Сокатал дух. В келью вваливались кузнецы-молотобойцы, бобыли, грабари, дровосеки, каменотесы, побирайлы, что день-деньской по деревням и лесам шатались, работали, жгли, мучили, а все, чтоб муки от духа принять. Мужики язвили их:
– Ага, невтерпеж?.. А хто держал?.. Не крепко-то заритесь. Наша любжа – пытка, не радость!..
За престолом в нуде и страхоте бились духини со спутанными мокрыми волосами и мутными глазами, обожмав собой бородачей-мужиков.
А мужики емко подхватывали их, изомлевших на перегиб. Несли к тяжелому дубовому кресту. Распинали каждую на кресте, прикручивая распростертые руки и ноги едкой мокрой веревкой. Целовали, мучили пропятую в кровь. Носились вкруг креста, гудя и свистя:
– И-их… змеи-и!.. Сосится сердце… Яри, дух!..
Прикрутили Неонилу, духиню Феофана, сладкую и крепкую, как яд.
Отара затихла. Но, увидев, как встрепенулась Неонила из кресте в диком выгибе, мужики, сбивая друг друга с ног, ярым кинулись на нее шквалом. Припали к нагому, горячему ее телу, к алому вишневому рту, к глазам, мутно-синим, задернутым сумраком страсти, к белой лебединой шее и тугой груди… Темным, лесным залились кличем.
И в келью, заслышав клич, врывались шнырявшие под окнами бродяги, нищие. Жадно тянулись остервенелыми, трясущимися к Неониле телами. Неонила же, принимая их, взвивалась, как язык огня меж сухих деревьев, то открывая мутные зрачки, то закрывая. Билась на кресте под ненасытными взорами. Терлась мокрыми, прилипшими к вискам золотыми кудряшками о волосатые груди и плечи мужиков. Дико ярилась:
– Ой, да сладко же мне… Ой, да тяжко ж мне!.. И-их… лютуйте! Знаете меня, хто я?.. Ох, веселиться люблю я, вот что, земляки!.. Помните меня, хто я?..
Неонилы ли, веселой яровухи-полонянки, не знать? Ее ли ласк, любж и присух не помнить? Кто не припадал больно и страстно к знойной ее, ландышевой груди, сладким, вишневым устам?
Щедро разбрасывала она пригоршни радости, страсти и хмеля, бродя по полям со зверями, ветрами и парнями. Опаивала, веселая, степных бродяг-милаков брагой, поцелуями… Да подвернулся откуда-то Андрон, краснобородый, кремневый, колдун – перекрутил ее с собой. Кабы не Феофан, подоспевший со своей злыдотой, увел бы ее колдун батрачкой в гедеоновский двор…

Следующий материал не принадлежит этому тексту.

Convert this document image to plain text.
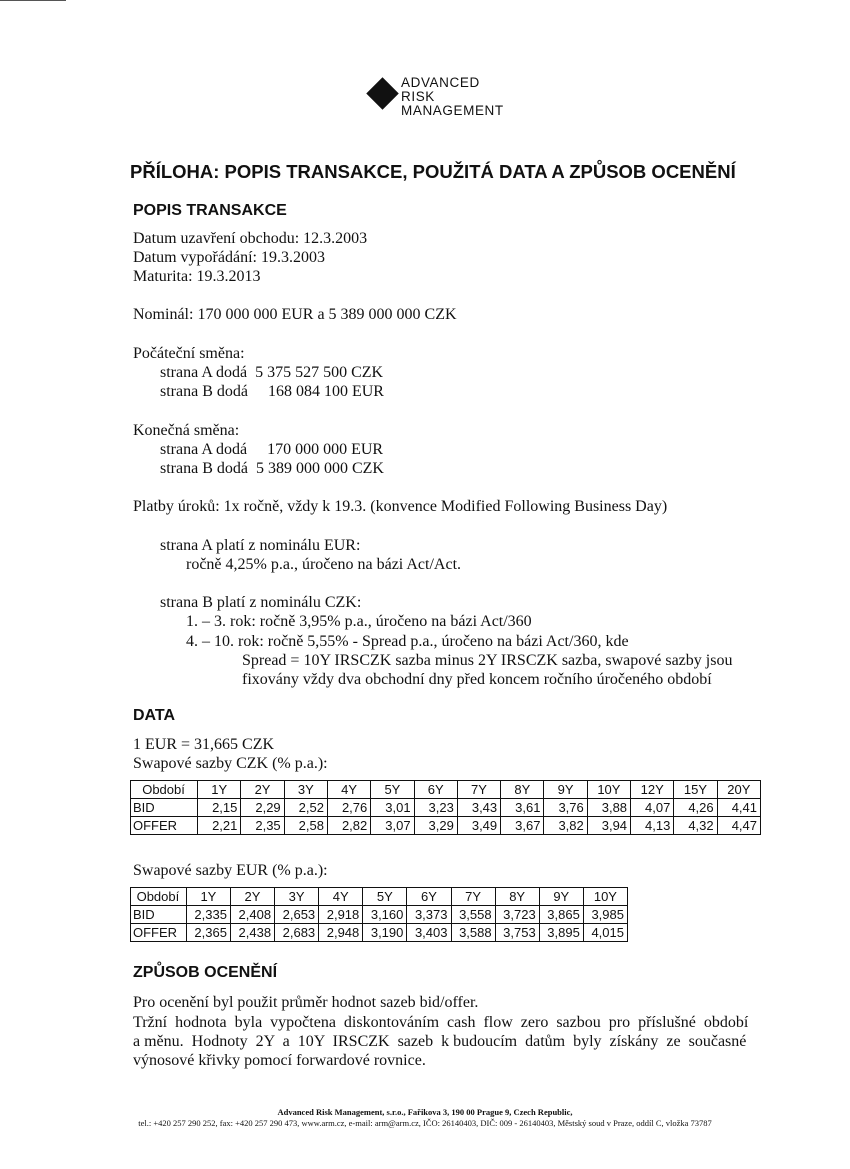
ADVANCED
RISK
MANAGEMENT
PŘÍLOHA: POPIS TRANSAKCE, POUŽITÁ DATA A ZPŮSOB OCENĚNÍ
POPIS TRANSAKCE
Datum uzavření obchodu: 12.3.2003
Datum vypořádání: 19.3.2003
Maturita: 19.3.2013
Nominál: 170 000 000 EUR a 5 389 000 000 CZK
Počáteční směna:
strana A dodá  5 375 527 500 CZK
strana B dodá     168 084 100 EUR
Konečná směna:
strana A dodá     170 000 000 EUR
strana B dodá  5 389 000 000 CZK
Platby úroků: 1x ročně, vždy k 19.3. (konvence Modified Following Business Day)
strana A platí z nominálu EUR:
ročně 4,25% p.a., úročeno na bázi Act/Act.
strana B platí z nominálu CZK:
1. – 3. rok: ročně 3,95% p.a., úročeno na bázi Act/360
4. – 10. rok: ročně 5,55% - Spread p.a., úročeno na bázi Act/360, kde
Spread = 10Y IRSCZK sazba minus 2Y IRSCZK sazba, swapové sazby jsou
fixovány vždy dva obchodní dny před koncem ročního úročeného období
DATA
1 EUR = 31,665 CZK
Swapové sazby CZK (% p.a.):
Období	1Y	2Y	3Y	4Y	5Y	6Y	7Y	8Y	9Y	10Y	12Y	15Y	20Y
BID	2,15	2,29	2,52	2,76	3,01	3,23	3,43	3,61	3,76	3,88	4,07	4,26	4,41
OFFER	2,21	2,35	2,58	2,82	3,07	3,29	3,49	3,67	3,82	3,94	4,13	4,32	4,47
Swapové sazby EUR (% p.a.):
Období	1Y	2Y	3Y	4Y	5Y	6Y	7Y	8Y	9Y	10Y
BID	2,335	2,408	2,653	2,918	3,160	3,373	3,558	3,723	3,865	3,985
OFFER	2,365	2,438	2,683	2,948	3,190	3,403	3,588	3,753	3,895	4,015
ZPŮSOB OCENĚNÍ
Pro ocenění byl použit průměr hodnot sazeb bid/offer.
Tržní  hodnota  byla  vypočtena  diskontováním  cash  flow  zero  sazbou  pro  příslušné  období
a měnu.  Hodnoty  2Y  a  10Y  IRSCZK  sazeb  k budoucím  datům  byly  získány  ze  současné
výnosové křivky pomocí forwardové rovnice.
Advanced Risk Management, s.r.o., Fařikova 3, 190 00 Prague 9, Czech Republic,
tel.: +420 257 290 252, fax: +420 257 290 473, www.arm.cz, e-mail: arm@arm.cz, IČO: 26140403, DIČ: 009 - 26140403, Městský soud v Praze, oddíl C, vložka 73787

А теперь она, полоненная загадочной тяготой, веселится и мечется в диком огне и распинает себя на кресте страсти…
Вваливались в келью ночлежники с обротями и зипунами, вихрастые обгорелые подпаски. Хищно зарясь на обессилевшую, хмельную от похоти, ломаемую судорогами алую Неонилу, загорались больным огнем… Карабкались через груды тел к ней на крест и верещали, точно щенки:
– Не гони, тетинька… Голубушка… Мы капельку… Мы ничего… Мы так… Тетинька!..

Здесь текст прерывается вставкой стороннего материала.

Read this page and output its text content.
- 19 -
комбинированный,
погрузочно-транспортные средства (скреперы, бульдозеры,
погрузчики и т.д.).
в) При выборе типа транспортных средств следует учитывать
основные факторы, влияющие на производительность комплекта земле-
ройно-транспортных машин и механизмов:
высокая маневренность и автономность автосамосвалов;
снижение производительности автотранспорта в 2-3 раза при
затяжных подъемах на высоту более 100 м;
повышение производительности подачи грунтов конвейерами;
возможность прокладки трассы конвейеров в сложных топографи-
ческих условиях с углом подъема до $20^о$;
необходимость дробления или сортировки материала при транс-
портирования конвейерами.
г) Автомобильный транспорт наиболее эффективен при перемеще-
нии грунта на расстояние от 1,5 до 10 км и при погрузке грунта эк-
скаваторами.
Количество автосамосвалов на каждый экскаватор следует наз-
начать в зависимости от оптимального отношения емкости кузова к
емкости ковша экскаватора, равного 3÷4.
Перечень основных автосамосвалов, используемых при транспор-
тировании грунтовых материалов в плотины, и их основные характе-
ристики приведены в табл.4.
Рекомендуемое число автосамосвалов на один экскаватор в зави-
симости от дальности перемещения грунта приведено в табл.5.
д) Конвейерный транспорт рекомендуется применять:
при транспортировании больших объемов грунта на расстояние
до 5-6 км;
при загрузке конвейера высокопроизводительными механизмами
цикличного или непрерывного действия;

Перед аналоем, в огне свеч и лампад молниевзорный стоял Феофан. Молча глядел на тяжкую злыдоту, откинув черную, с искрами седины, тучу волос.
Когда Неонилу, умлевшую, раскрутив, положили на престол, под отреченные картины, и олютелая злыдота, пав перед ней ниц, протяжное что-то завыла, – в келью, под вой, визг и регот толпы, вошла Мария, кликуша, с черными, как агат, глазами, смуглым суровым лицом, покрытым мурашками, с тяжелыми, качающимися кольцами волос, выбившимися из-под платка.
– Возьмите меня к себе… – упала она на колени, – я такая…
В волне ладана не разглядел Феофан дикого, смуглого, словно опаленного грозой лица кликуши. Но что-то знакомое и вещее почудилось ему в глазах-углях ее и низком грудном голосе.
– Кто ты?..
– Я на голоса кричу… – откинула кудри Мария.
Поднялась на амвон. Гордым обвела толпу взором.
Толпа притихла. Дико и жадно воззрилась на стройный гибкий стан, на крутую, глядящую острыми сосцами врозь грудь и смугло-алое, что-то таившее в суровой улыбке лицо.
Кликушу, жуткую и загадочную полуночницу, проклятую и отверженную, мужики знали. Неприкаянной бродила она по дебрям, собирая травы и леча тварь лесную. Навещала монастыри, где прорицала мужикам их печали и радости…
Лютовали обормоты похотливо, жадными зарясь на пылающую смуглянку глазами:
– Слашшо!.. смугляна… Ходи в круг… Свят Дух!
Вдруг, желтый, подскочил к Феофану Козьма-скопец с круглыми бабьими, сморщенными, как испеченное яблоко, щеками.
– А угомонись, злыдня!.. Мене, скыть, горлы хоцца перехватить, а ты усе – слашшо?.. Замри, грю!..
Кинувшись к Марии, схватил ее за руку:
– Уходи… красава… Сбендежут, скыть, псы… Бяги отседова!..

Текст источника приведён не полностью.